Justicia musical. El DJ controla el ambiente que se le ponga delante, desde un selecto grupo de adictos a la electrónica como se vivió en el 2011, hasta una cúpula llena de curiosos, estudiantes, adultos, fanáticos, fiesteros, hipsters, acomodados sociales y quienes juntaron peso a peso el dinero para el boleto. Nicolas es transversal y la gente responde a eso. Cada sonido pensado que sale por los parlantes tuvo una respuesta clara y correcta: euforia, amor, baile, gritos, sonrisas. El familiar volvía a visitarnos, luego de una agónica espera en la que sabíamos que estaba bien pero no lo creeríamos hasta que pudiéramos confirmarlo con nuestros propios ojos.

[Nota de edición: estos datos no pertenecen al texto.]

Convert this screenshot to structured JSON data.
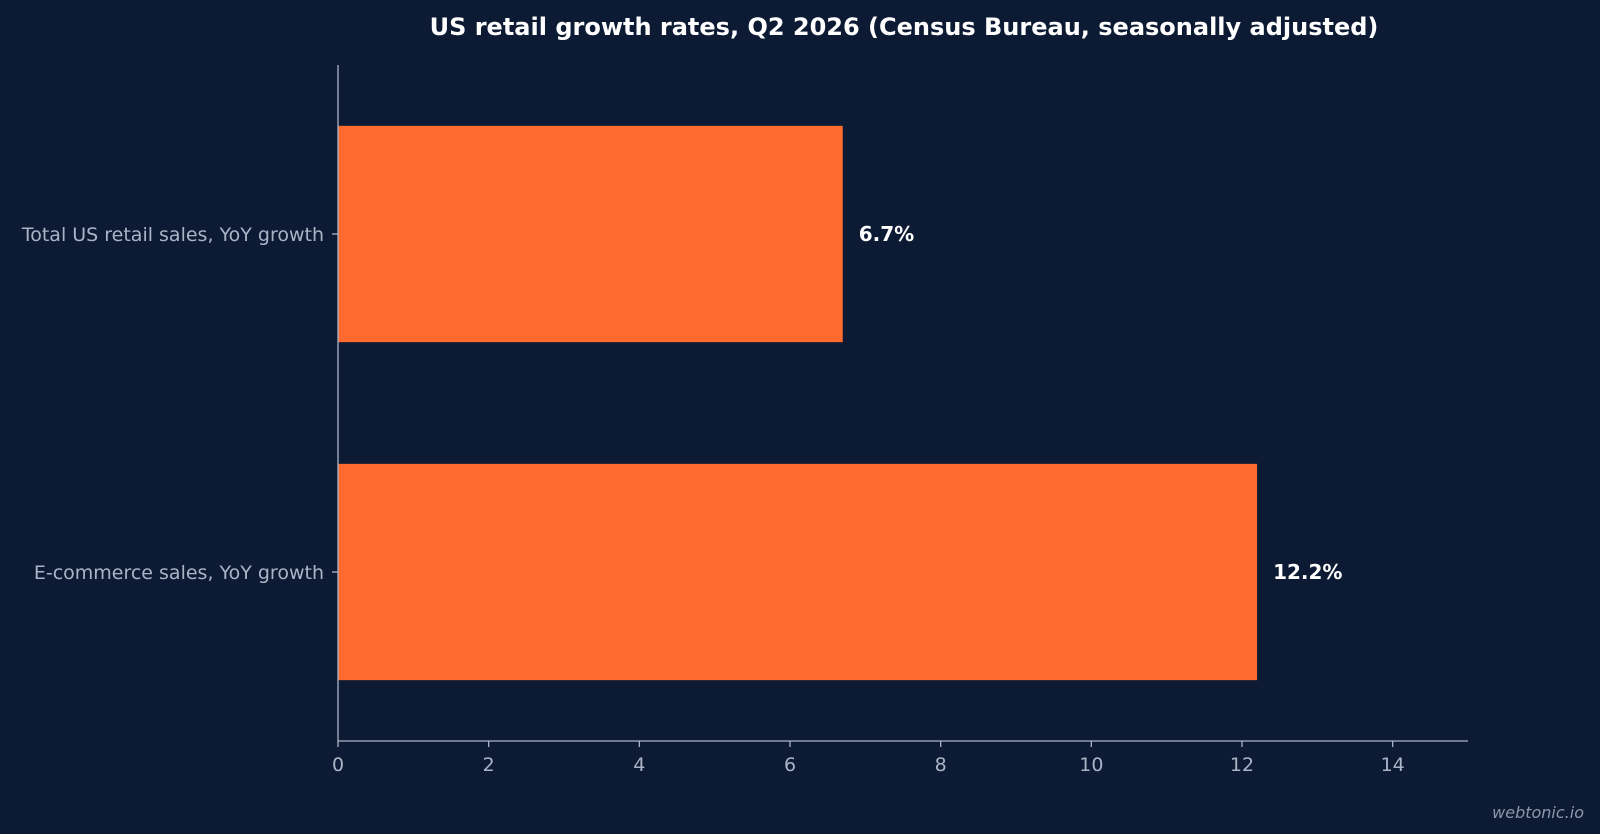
{
  "colors": {
    "background": "#0c1b33",
    "bar": "#ff6b2f",
    "axis": "#aab4c6",
    "text": "#ffffff"
  },
  "chart_data": {
    "type": "bar",
    "orientation": "horizontal",
    "title": "US retail growth rates, Q2 2026 (Census Bureau, seasonally adjusted)",
    "categories": [
      "Total US retail sales, YoY growth",
      "E-commerce sales, YoY growth"
    ],
    "values": [
      6.7,
      12.2
    ],
    "data_labels": [
      "6.7%",
      "12.2%"
    ],
    "xlim": [
      0,
      15
    ],
    "xticks": [
      0,
      2,
      4,
      6,
      8,
      10,
      12,
      14
    ],
    "xtick_labels": [
      "0",
      "2",
      "4",
      "6",
      "8",
      "10",
      "12",
      "14"
    ],
    "xlabel": "",
    "ylabel": "",
    "grid": false,
    "legend": "none"
  },
  "watermark": "webtonic.io"
}
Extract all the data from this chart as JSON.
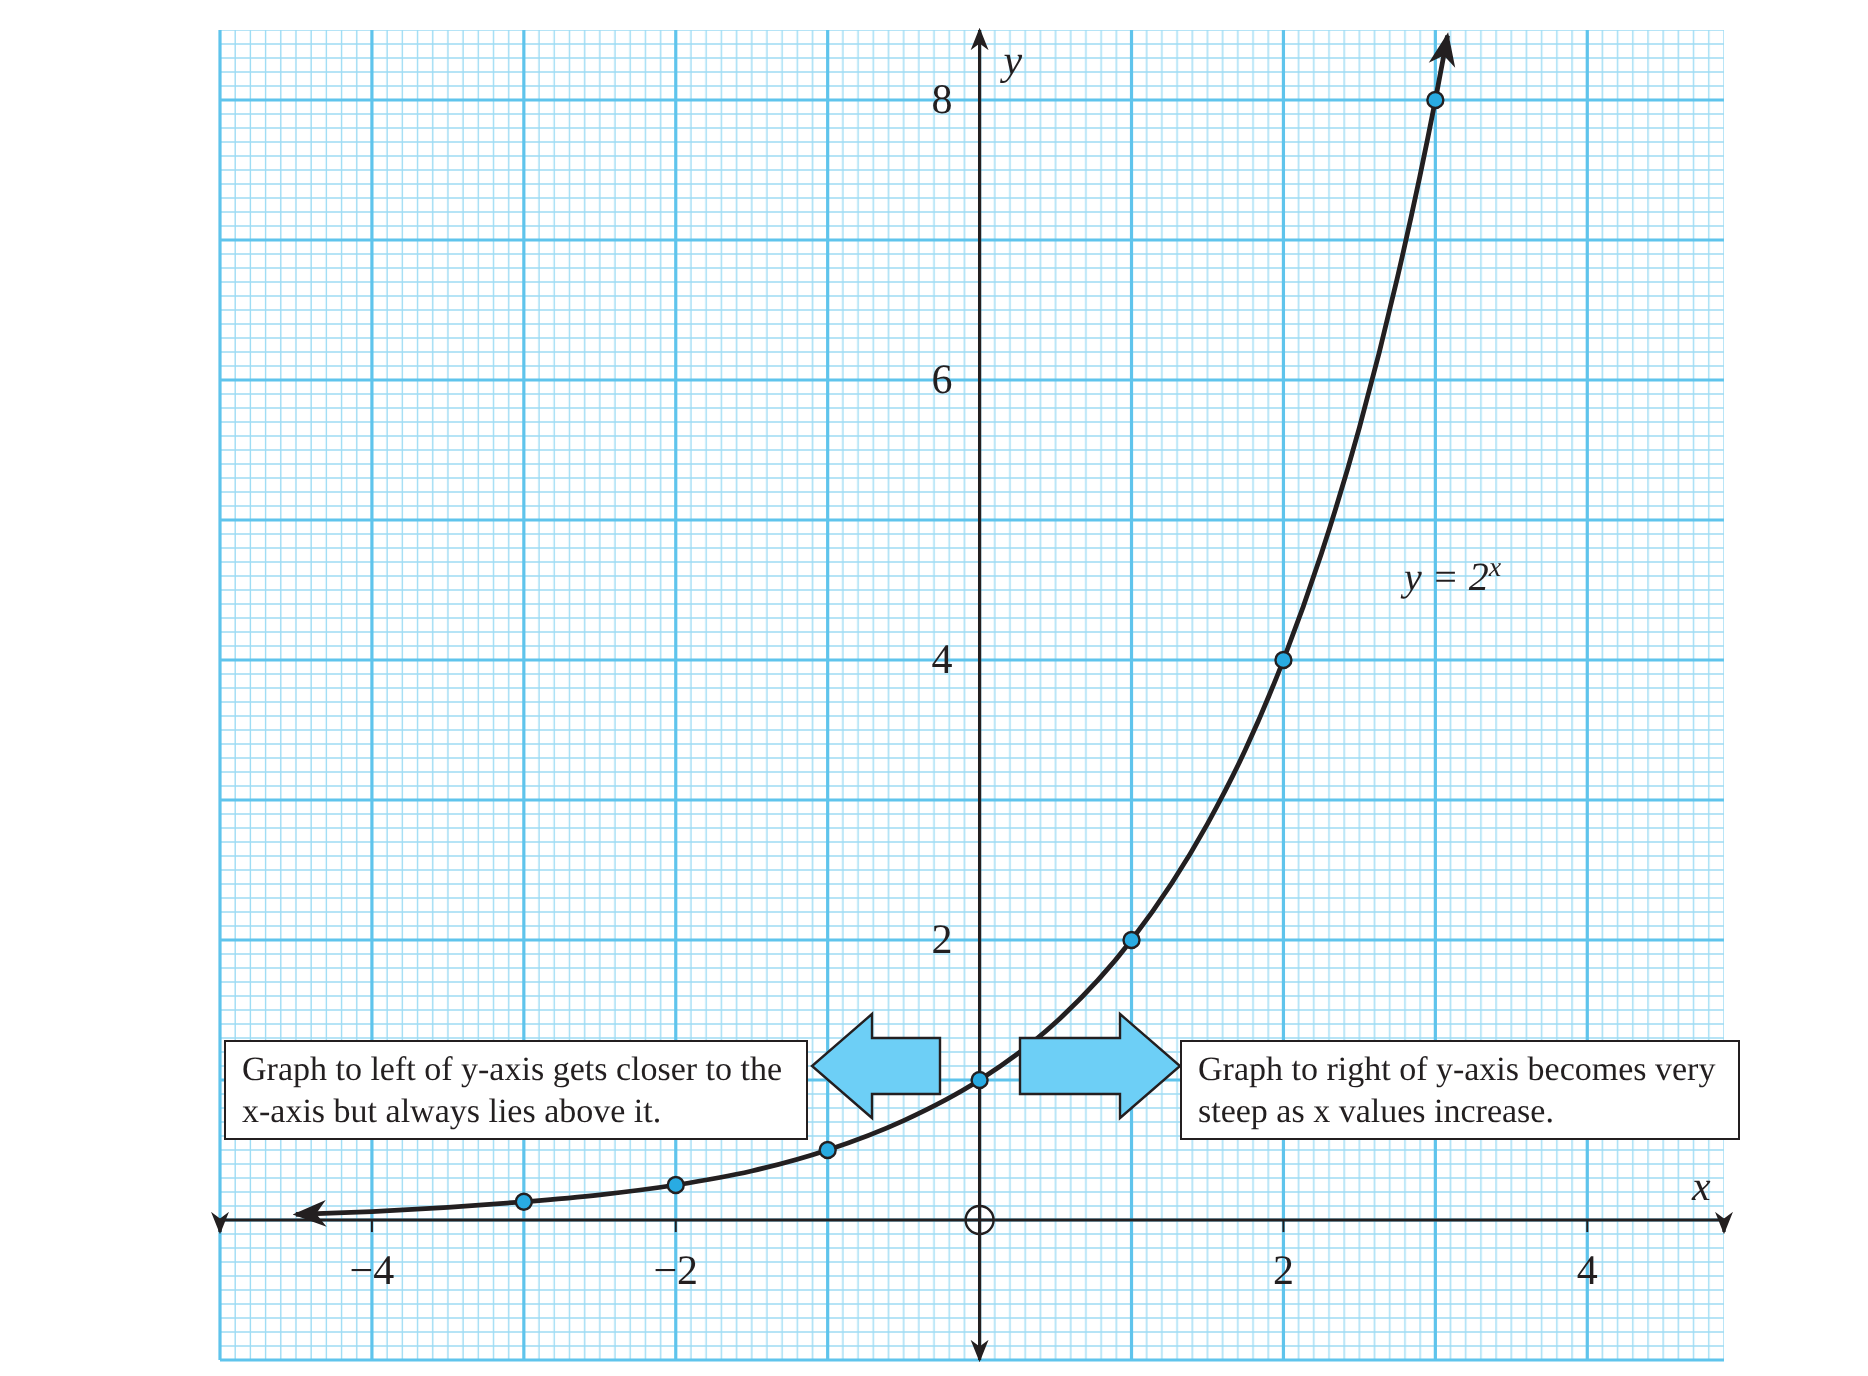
{
  "chart_data": {
    "type": "line",
    "xlabel": "x",
    "ylabel": "y",
    "xlim": [
      -5,
      4.9
    ],
    "ylim": [
      -1,
      8.5
    ],
    "xticks": [
      {
        "value": -4,
        "label": "−4"
      },
      {
        "value": -2,
        "label": "−2"
      },
      2,
      4
    ],
    "yticks": [
      2,
      4,
      6,
      8
    ],
    "grid": true,
    "series": [
      {
        "color": "#231f20",
        "marker": "none",
        "x": [
          -4.5,
          -4,
          -3.5,
          -3,
          -2.5,
          -2,
          -1.5,
          -1,
          -0.5,
          0,
          0.5,
          1,
          1.5,
          1.75,
          2,
          2.25,
          2.5,
          2.75,
          3,
          3.08
        ],
        "values": [
          0.04,
          0.06,
          0.09,
          0.13,
          0.18,
          0.25,
          0.35,
          0.5,
          0.71,
          1,
          1.41,
          2,
          2.83,
          3.36,
          4,
          4.76,
          5.66,
          6.73,
          8,
          8.46
        ]
      },
      {
        "type": "scatter",
        "color": "#29abe2",
        "marker": "circle",
        "x": [
          -3,
          -2,
          -1,
          0,
          1,
          2,
          3
        ],
        "values": [
          0.13,
          0.25,
          0.5,
          1,
          2,
          4,
          8
        ]
      }
    ],
    "annotations": [
      "y = 2$^{x}$",
      "Graph to left of y-axis gets closer to the x-axis but always lies above it.",
      "Graph to right of y-axis becomes very steep as x values increase."
    ]
  }
}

Nosotros lo aplaudimos hasta más no poder. De alguna manera lo extrañábamos. Y parece que él también. Nos trajo regalos: unas joyitas que no acostumbra tocar en vivo hace un rato como la increíble "Space is Only Noise if You Can See", o las más bailables, esas que le dieron una fama errónea, de las que se quiere "despegar", como las mencionadas "Mi Mujer" y "El Bandido". También homenajeó a los suyos y rompió el encore con un arreglo sampleado de "Mi Viejo" de Piero, momento en que los familiares directos salieron al ruedo y dejaron en claro que estaban presentes. Cómo no estarlo, si incluso nosotros, nada más que compatriotas, teníamos que estarlo.

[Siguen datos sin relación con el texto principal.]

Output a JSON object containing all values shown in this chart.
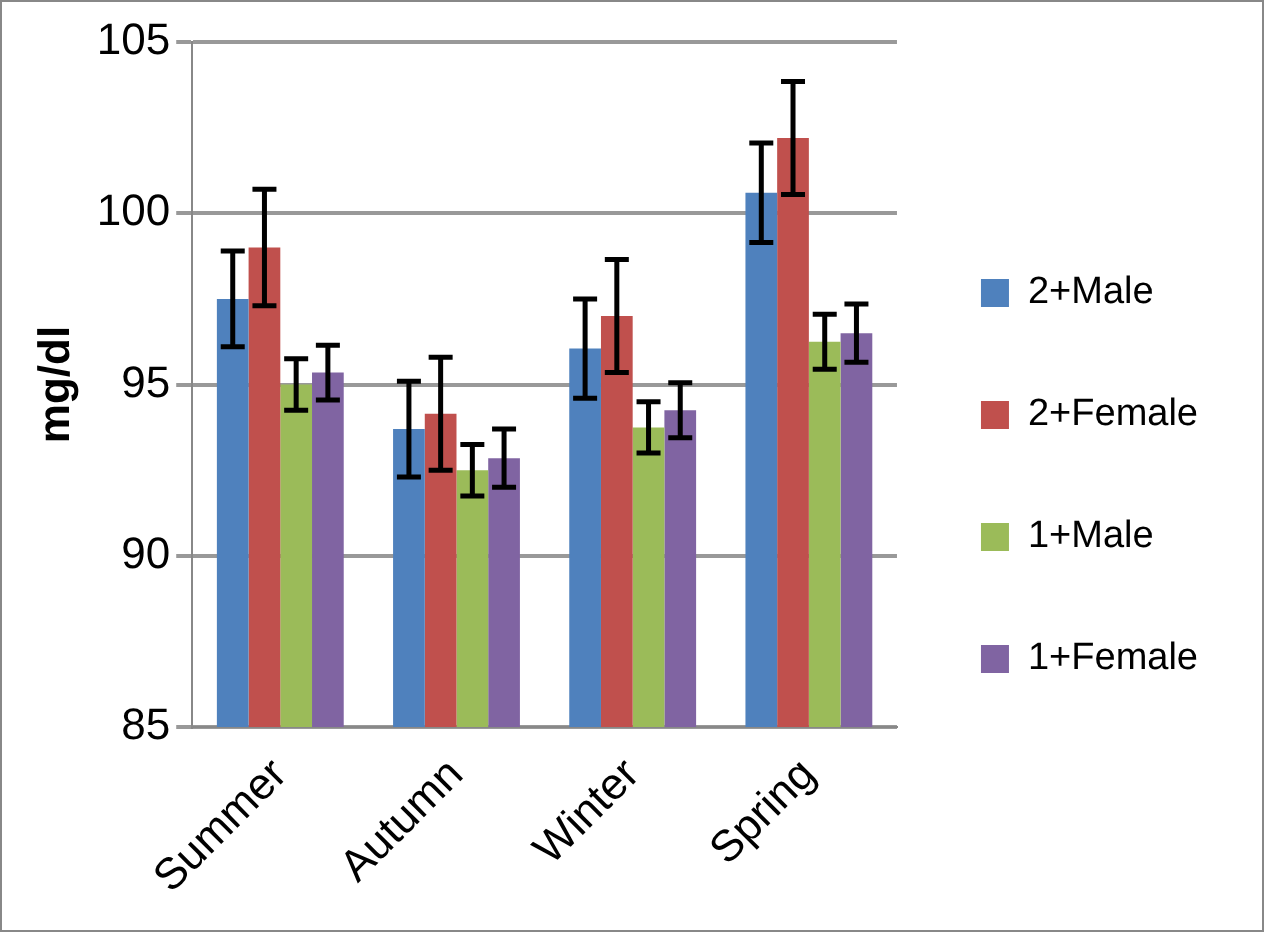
{
  "chart_data": {
    "type": "bar",
    "ylabel": "mg/dl",
    "categories": [
      "Summer",
      "Autumn",
      "Winter",
      "Spring"
    ],
    "series": [
      {
        "name": "2+Male",
        "color": "#4f81bd",
        "values": [
          97.5,
          93.7,
          96.05,
          100.6
        ],
        "errors": [
          1.4,
          1.4,
          1.45,
          1.45
        ]
      },
      {
        "name": "2+Female",
        "color": "#c0504d",
        "values": [
          99.0,
          94.15,
          97.0,
          102.2
        ],
        "errors": [
          1.7,
          1.65,
          1.65,
          1.65
        ]
      },
      {
        "name": "1+Male",
        "color": "#9bbb59",
        "values": [
          95.0,
          92.5,
          93.75,
          96.25
        ],
        "errors": [
          0.75,
          0.75,
          0.75,
          0.8
        ]
      },
      {
        "name": "1+Female",
        "color": "#8064a2",
        "values": [
          95.35,
          92.85,
          94.25,
          96.5
        ],
        "errors": [
          0.8,
          0.85,
          0.8,
          0.85
        ]
      }
    ],
    "ylim": [
      85,
      105
    ],
    "yticks": [
      85,
      90,
      95,
      100,
      105
    ],
    "grid": "y",
    "legend": "right"
  }
}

Es lindo re-encontrarse. Es lindo conocerse, mirarse de cerca, ver la cara que viste en tantos videos de YouTube en vivo por primera o segunda vez, esa cara que mutó, creció, y llegó para demostrar que todas las promesas que se generaron a su alrededor eran ciertas. Nicolas Jaar es futuro porque entiende la electrónica de una manera necesaria en un espacio donde todos los DJs están preocupados por romper la pista y hacerte bailar hasta abajo. Él quiere hacerte pensar y eso inevitablemente terminará en pasos como ofrendas para quien conduce el viaje. Esos fueron nuestros regalos para él, los que teníamos contenidos en nuestros pies hace mucho tiempo.

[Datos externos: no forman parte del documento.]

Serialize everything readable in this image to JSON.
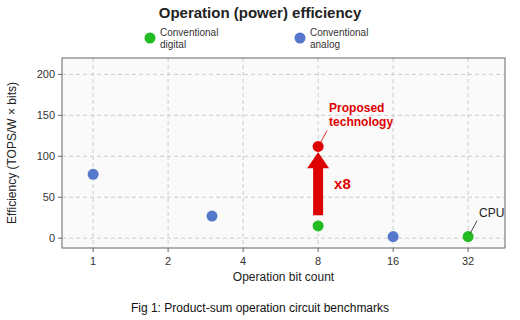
{
  "chart_data": {
    "type": "scatter",
    "title": "Operation (power) efficiency",
    "xlabel": "Operation bit count",
    "ylabel": "Efficiency (TOPS/W × bits)",
    "caption": "Fig 1:  Product-sum operation circuit benchmarks",
    "log": "x",
    "grid": true,
    "xlim": [
      0.75,
      45
    ],
    "ylim": [
      -12,
      220
    ],
    "xticks": [
      1,
      2,
      4,
      8,
      16,
      32
    ],
    "yticks": [
      0,
      50,
      100,
      150,
      200
    ],
    "series": [
      {
        "name": "Conventional\ndigital",
        "color": "#22bb22",
        "x": [
          8,
          32
        ],
        "values": [
          15,
          2
        ]
      },
      {
        "name": "Conventional\nanalog",
        "color": "#5577cc",
        "x": [
          1,
          3,
          16
        ],
        "values": [
          78,
          27,
          2
        ]
      },
      {
        "color": "#dd0000",
        "x": [
          8
        ],
        "values": [
          112
        ]
      }
    ],
    "annotations": [
      {
        "text": "Proposed\ntechnology",
        "x": 8,
        "y": 112,
        "color": "#dd0000"
      },
      {
        "type": "arrow",
        "text": "x8",
        "x": 8,
        "y_from": 28,
        "y_to": 105,
        "color": "#dd0000"
      },
      {
        "text": "CPU",
        "x": 32,
        "y": 2
      }
    ]
  }
}
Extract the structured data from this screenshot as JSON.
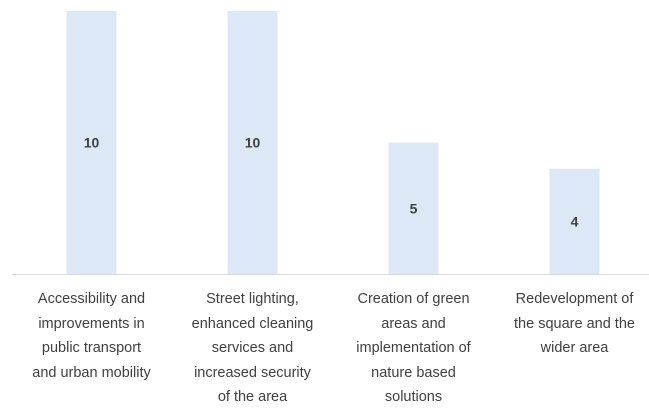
{
  "chart_data": {
    "type": "bar",
    "categories": [
      "Accessibility and\nimprovements in\npublic transport\nand urban mobility",
      "Street lighting,\nenhanced cleaning\nservices and\nincreased security\nof the area",
      "Creation of green\nareas and\nimplementation of\nnature based\nsolutions",
      "Redevelopment of\nthe square and the\nwider area"
    ],
    "values": [
      10,
      10,
      5,
      4
    ],
    "data_labels": [
      "10",
      "10",
      "5",
      "4"
    ],
    "ylim": [
      0,
      10
    ],
    "title": "",
    "xlabel": "",
    "ylabel": "",
    "grid": false,
    "legend": "none",
    "colors": {
      "bar": "#dce8f6",
      "axis": "#d9d9d9",
      "label": "#404040"
    }
  }
}
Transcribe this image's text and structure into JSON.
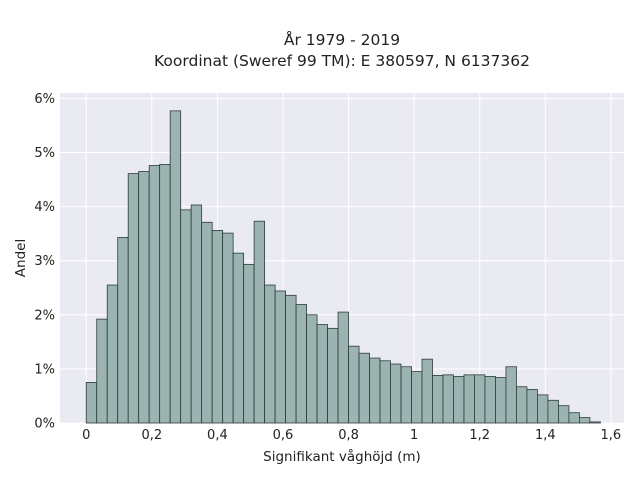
{
  "chart_data": {
    "type": "bar",
    "title_line1": "År 1979 - 2019",
    "title_line2": "Koordinat (Sweref 99 TM): E 380597, N 6137362",
    "xlabel": "Signifikant våghöjd (m)",
    "ylabel": "Andel",
    "xlim": [
      -0.08,
      1.64
    ],
    "ylim": [
      0,
      6.1
    ],
    "bin_width": 0.032,
    "bin_start": 0.0,
    "x_ticks": [
      0,
      0.2,
      0.4,
      0.6,
      0.8,
      1.0,
      1.2,
      1.4,
      1.6
    ],
    "x_tick_labels": [
      "0",
      "0,2",
      "0,4",
      "0,6",
      "0,8",
      "1",
      "1,2",
      "1,4",
      "1,6"
    ],
    "y_ticks": [
      0,
      1,
      2,
      3,
      4,
      5,
      6
    ],
    "y_tick_labels": [
      "0%",
      "1%",
      "2%",
      "3%",
      "4%",
      "5%",
      "6%"
    ],
    "grid": true,
    "bar_color": "#9bb4b2",
    "edge_color": "#2e3b3a",
    "background_color": "#eaeaf2",
    "values": [
      0.75,
      1.92,
      2.55,
      3.43,
      4.61,
      4.65,
      4.76,
      4.78,
      5.77,
      3.94,
      4.03,
      3.71,
      3.56,
      3.51,
      3.14,
      2.93,
      3.73,
      2.55,
      2.44,
      2.36,
      2.19,
      2.0,
      1.82,
      1.75,
      2.05,
      1.42,
      1.29,
      1.2,
      1.15,
      1.09,
      1.04,
      0.95,
      1.18,
      0.88,
      0.89,
      0.86,
      0.89,
      0.89,
      0.86,
      0.84,
      1.04,
      0.67,
      0.62,
      0.52,
      0.42,
      0.32,
      0.19,
      0.1,
      0.02
    ]
  }
}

El profeta volvió a su tierra confirmando que sí lo era. Nosotros quedamos enamorados, felices, cariñosos: lo más parecido a una buena dosis de MDMA. Y esperamos ansiosos que la experiencia haya quedado tan marcada en el cerebro de Jaar como en los nuestros, a ver si conseguimos que se venga a vivir aquí y convierta los espacios más pequeños de la fiesta nacional en los conciertos más pulcros y exquisitos de la electrónica.